PROGRAM

BN seminar: Jan Löwe - "Towards molecular understanding of FtsZ-based bacterial cell division"

Date:

Time:

16:00 - 17:00 hrs

Location:

Delft: Room A1.100 (building 58, van der Maasweg 9)

 

Bionanoscience (BN) seminar by prof.dr. Jan Löwe (MRC Laboratory of Molecular Biology, Cambridge) on "Towards molecular understanding of FtsZ-based bacterial cell division". The talk will start at 16:00h.

Abstract:
Cell division is a fundamental process of life. We focus on the molecular mechanisms employed by archaea and bacteria to divide and proliferate, and the processes’ evolutionary origins. Most bacteria and archaea divide using the tubulin homologue FtsZ as its central organiser. FtsZ forms a contracting filamentous ring-structure, the Z-ring. The Z-ring orchestrates cell wall synthesis by the divisome protein complex in walled bacteria, which in turn drives cell constriction and division.

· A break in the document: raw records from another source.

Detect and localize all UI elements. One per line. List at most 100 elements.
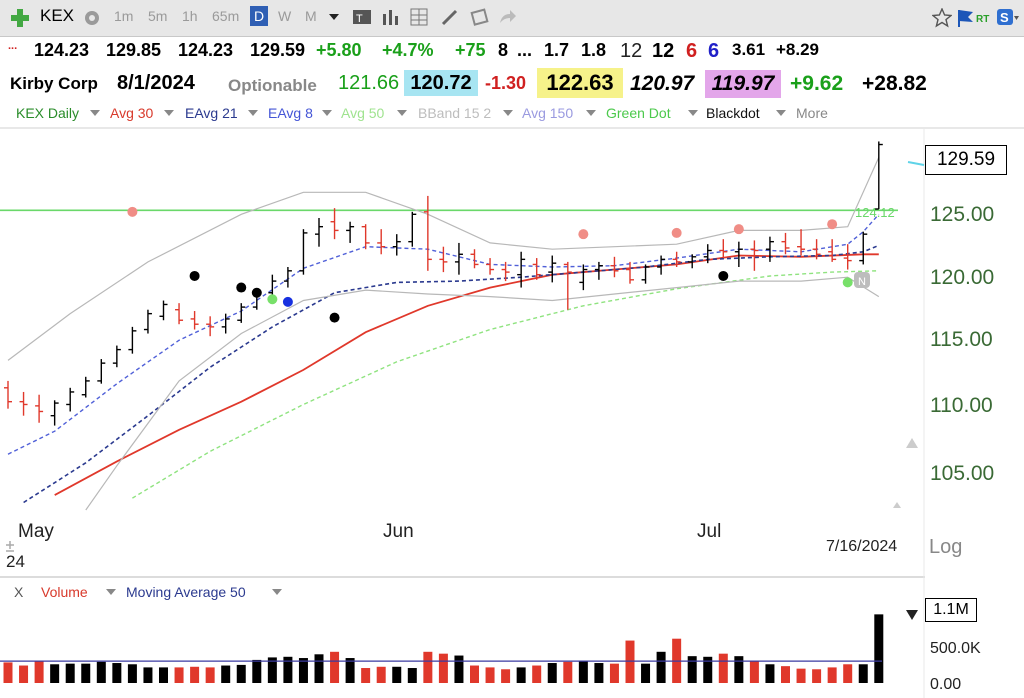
gear-icon[interactable] <box>82 9 102 27</box>
volume-bar <box>81 663 91 683</box>
chevron-down-icon[interactable] <box>272 589 282 596</box>
month-jun: Jun <box>383 521 414 542</box>
volume-bar <box>298 658 308 683</box>
chevron-down-icon[interactable] <box>397 110 407 117</box>
chevron-down-icon[interactable] <box>164 110 174 117</box>
rt-icon[interactable]: RT <box>976 10 994 26</box>
volume-label[interactable]: Volume <box>41 584 88 600</box>
pencil-icon[interactable] <box>440 8 460 26</box>
ohlc-bar <box>843 244 852 270</box>
ohlc-bar <box>734 241 743 267</box>
quote-row-2: Kirby Corp 8/1/2024 Optionable 121.66 12… <box>0 68 1024 100</box>
volume-bar <box>205 667 215 683</box>
ohlc-bar <box>641 264 650 284</box>
row-marker: ... <box>8 40 18 52</box>
more-link[interactable]: More <box>796 105 828 121</box>
star-icon[interactable] <box>932 8 952 28</box>
ohlc-bar <box>828 239 837 262</box>
volume-ma-label[interactable]: Moving Average 50 <box>126 584 246 600</box>
chevron-down-icon[interactable] <box>688 110 698 117</box>
volume-bar <box>532 665 542 683</box>
month-jul: Jul <box>697 521 722 542</box>
grid-icon[interactable] <box>410 8 430 26</box>
optionable-label: Optionable <box>228 76 317 95</box>
volume-bar <box>827 667 837 683</box>
svg-text:N: N <box>858 276 866 288</box>
interval-weekly[interactable]: W <box>278 8 292 24</box>
study-avg50[interactable]: Avg 50 <box>341 105 385 121</box>
study-bband[interactable]: BBand 15 2 <box>418 105 492 121</box>
volume-bar <box>843 664 853 683</box>
interval-5m[interactable]: 5m <box>148 8 168 24</box>
chevron-down-icon[interactable] <box>248 110 258 117</box>
pink-dot <box>127 206 138 217</box>
price-tick-105: 105.00 <box>930 462 995 485</box>
study-avg150[interactable]: Avg 150 <box>522 105 574 121</box>
n-marker[interactable]: N <box>854 272 870 288</box>
chevron-down-icon[interactable] <box>328 12 340 22</box>
value-w5: 120.97 <box>630 72 695 95</box>
volume-bar <box>516 667 526 683</box>
scroll-marker-icon[interactable] <box>906 438 918 448</box>
value-w6: 119.97 <box>705 70 781 98</box>
ohlc-bar <box>548 255 557 283</box>
study-green-dot[interactable]: Green Dot <box>606 105 671 121</box>
volume-bar <box>438 653 448 683</box>
vol-scroll-icon[interactable] <box>906 610 918 620</box>
flag-icon[interactable] <box>956 8 976 28</box>
ohlc-bar <box>159 300 168 321</box>
volume-bar <box>749 660 759 683</box>
volume-bar <box>609 663 619 683</box>
chevron-down-icon[interactable] <box>776 110 786 117</box>
study-avg30[interactable]: Avg 30 <box>110 105 154 121</box>
stat-5: 1.8 <box>581 40 607 60</box>
studies-bar: KEX Daily Avg 30 EAvg 21 EAvg 8 Avg 50 B… <box>0 100 1024 126</box>
resize-icon[interactable] <box>6 541 14 552</box>
study-kex-daily[interactable]: KEX Daily <box>16 105 80 121</box>
study-eavg8[interactable]: EAvg 8 <box>268 105 313 121</box>
volume-bar <box>221 665 231 683</box>
volume-close-button[interactable]: X <box>14 584 24 600</box>
log-scale-toggle[interactable]: Log <box>929 536 963 558</box>
ohlc-bar <box>812 239 821 260</box>
study-eavg21[interactable]: EAvg 21 <box>185 105 238 121</box>
interval-monthly[interactable]: M <box>305 8 317 24</box>
quote-row-1: ... 124.23 129.85 124.23 129.59 +5.80 +4… <box>0 40 1024 66</box>
settings-s-icon[interactable]: S <box>996 7 1020 27</box>
chevron-down-icon[interactable] <box>106 589 116 596</box>
interval-daily[interactable]: D <box>250 6 268 26</box>
chevron-down-icon[interactable] <box>90 110 100 117</box>
ohlc-bar <box>517 251 526 288</box>
ohlc-bar <box>563 261 572 310</box>
interval-65m[interactable]: 65m <box>212 8 240 24</box>
chevron-down-icon[interactable] <box>322 110 332 117</box>
interval-1m[interactable]: 1m <box>114 8 134 24</box>
chevron-down-icon[interactable] <box>503 110 513 117</box>
ohlc-bar <box>408 211 417 247</box>
scroll-up-icon[interactable] <box>893 502 901 508</box>
value-w2: 120.72 <box>404 70 478 96</box>
interval-1h[interactable]: 1h <box>182 8 198 24</box>
stat-3: ... <box>517 40 533 60</box>
high-value: 129.85 <box>106 40 162 60</box>
quote-date: 8/1/2024 <box>117 72 195 94</box>
symbol-input[interactable]: KEX <box>40 6 75 25</box>
ohlc-bar <box>128 326 137 354</box>
chevron-down-icon[interactable] <box>586 110 596 117</box>
volume-bar <box>874 614 884 683</box>
eraser-icon[interactable] <box>470 8 490 26</box>
value-w4: 122.63 <box>537 68 623 98</box>
ohlc-bar <box>315 218 323 247</box>
volume-bar <box>159 667 168 683</box>
add-icon[interactable] <box>10 8 30 28</box>
svg-text:RT: RT <box>976 14 989 25</box>
study-blackdot[interactable]: Blackdot <box>706 105 760 121</box>
low-value: 124.23 <box>178 40 234 60</box>
value-w3: -1.30 <box>485 73 527 93</box>
chart-type-icon[interactable]: T <box>352 8 372 26</box>
share-icon[interactable] <box>498 8 518 26</box>
volume-header: X Volume Moving Average 50 <box>0 582 1024 604</box>
avg30-line <box>54 253 879 496</box>
bar-chart-icon[interactable] <box>381 8 401 26</box>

We are making good progress towards a molecular understanding of the process and I will start by presenting recent work on the nature of FtsZ treadmilling that drives Z-ring function. Treadmilling requires a “cytomotive switch” – a conformational transition from monomer to polymer, that I will also highlight is conserved across the tree of life.

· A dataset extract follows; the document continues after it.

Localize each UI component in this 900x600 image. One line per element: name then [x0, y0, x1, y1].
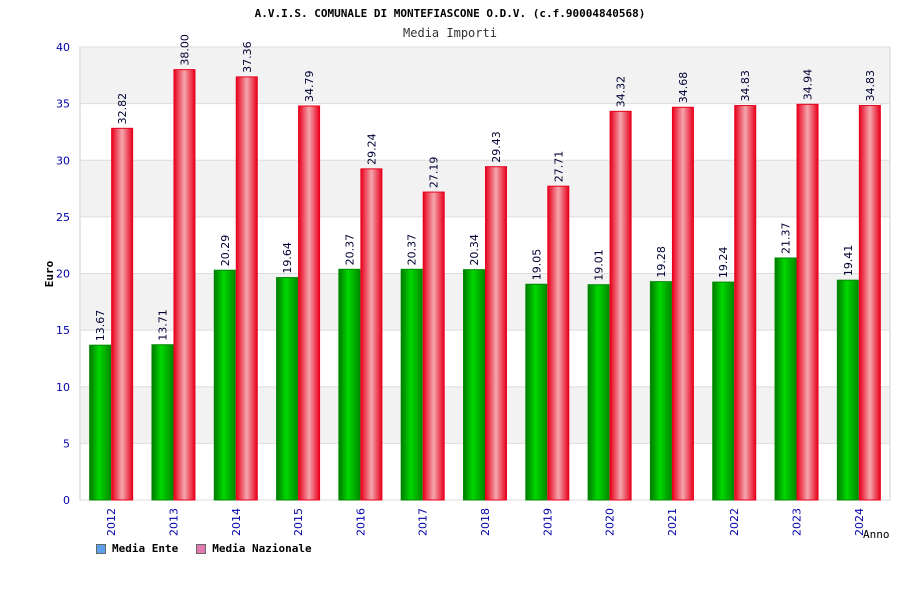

Central to the divisome is the peptidoglycan-synthesising protein complex FtsWI, which is regulated by the heterotrimer FtsQBL. We have recently solved the first structure of the activated divisome catalytic core complex FtsWIQBL by cryo-EM. The structure reveals details of the periplasmic interfaces within FtsWIQBL, including the positioning of FtsI by the coiled coil of FtsBL, as well as a transmembrane domain containing FtsWIBL, but not FtsQ. We were able to provide molecular mechanisms of a multitude of cell division phenotypes of known mutations and reveal a large conformational switch between presumably inactive and active states of the FtsWI core enzymes.

Finally, I will introduce very recent work on the Z-ring using newly developed technology that allows us to image entire cell division planes, including the Z-ring, by electron cryotomography and focussed ion beam (FIB) milling.